While Project Astra sounds like a top-secret mission from NASA, it’s actually a prototype from Google’s AI research laboratory DeepMind. It extends the concept of an AI assistant from merely a question answerer to what’s known as an agent, which can take action on our behalf, like checking dates on a calendar or messaging a friend. All with our permission, of course.
The idea is that once we have AI agents, we won’t have to open other apps — we can simply talk to Project Astra (or a similar agent) while it pulls in necessary information from elsewhere on our devices. It’s a big opportunity for Google and its competitors as AI and search converge and the way we access information changes.
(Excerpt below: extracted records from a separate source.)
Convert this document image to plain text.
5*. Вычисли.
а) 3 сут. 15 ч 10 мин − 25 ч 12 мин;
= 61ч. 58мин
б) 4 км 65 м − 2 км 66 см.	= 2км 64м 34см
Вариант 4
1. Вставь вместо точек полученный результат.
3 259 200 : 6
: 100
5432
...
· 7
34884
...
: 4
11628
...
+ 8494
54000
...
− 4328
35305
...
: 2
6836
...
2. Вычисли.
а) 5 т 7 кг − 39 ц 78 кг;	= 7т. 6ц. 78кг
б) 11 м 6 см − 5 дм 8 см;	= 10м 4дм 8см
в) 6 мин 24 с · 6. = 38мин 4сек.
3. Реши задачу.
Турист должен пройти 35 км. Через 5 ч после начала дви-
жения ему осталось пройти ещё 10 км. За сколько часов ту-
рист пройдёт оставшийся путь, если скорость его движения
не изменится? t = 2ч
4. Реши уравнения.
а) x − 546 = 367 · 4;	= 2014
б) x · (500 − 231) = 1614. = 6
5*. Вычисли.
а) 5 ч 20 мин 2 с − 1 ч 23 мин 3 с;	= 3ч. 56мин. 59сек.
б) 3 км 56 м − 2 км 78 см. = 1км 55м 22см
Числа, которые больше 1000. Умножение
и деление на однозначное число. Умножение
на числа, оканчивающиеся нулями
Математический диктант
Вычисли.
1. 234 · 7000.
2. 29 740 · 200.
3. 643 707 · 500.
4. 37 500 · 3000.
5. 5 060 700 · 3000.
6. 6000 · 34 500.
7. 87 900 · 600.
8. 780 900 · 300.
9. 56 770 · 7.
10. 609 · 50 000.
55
And while Google may win the prize for most futuristic sci-fi moniker, consumer loyalty to an AI agent is still very much up for grabs.
Project Astra + Gemini Live
There’s one small catch with the upcoming integration: Gemini Live, and therefore Project Astra, are available only to Gemini Advanced subscribers, who pay $20 per month for access to Google’s latest AI model, Gemini 1.5 Pro.
If you fall into that camp, you’ll soon be able to share your camera during a conversation with Gemini to ask questions about what’s in front of you, whether it’s a calculus problem you don’t know how to solve or furniture you’re struggling to assemble.
Gemini Live will also be able to pull in information from apps like Google Calendar and Gmail to help answer your questions and share information without leaving the Gemini Live interface, Osterloh said.
We’ve seen similar functionality from AI startup OpenAI. At its Spring Update in May, OpenAI introduced conversational interactions with its ChatGPT chatbot, as well as the ability to share photos, videos and documents to help inform those conversations.
The voice functionality, known as Advanced Voice Mode, went live earlier this month for a small group of testers.
Both Project Astra and Gemini Live were introduced at the Google I/O developer event, which was also in May.
“We’re evolving Gemini to be even more agentive, to tackle complex problems with advanced reasoning, planning and memory, so you’ll be able to think multiple steps ahead, and Gemini will get things done on your behalf, under your supervision,” Osterloh said as Made By Google wrapped up. “That’s the promise of a true AI assistant.”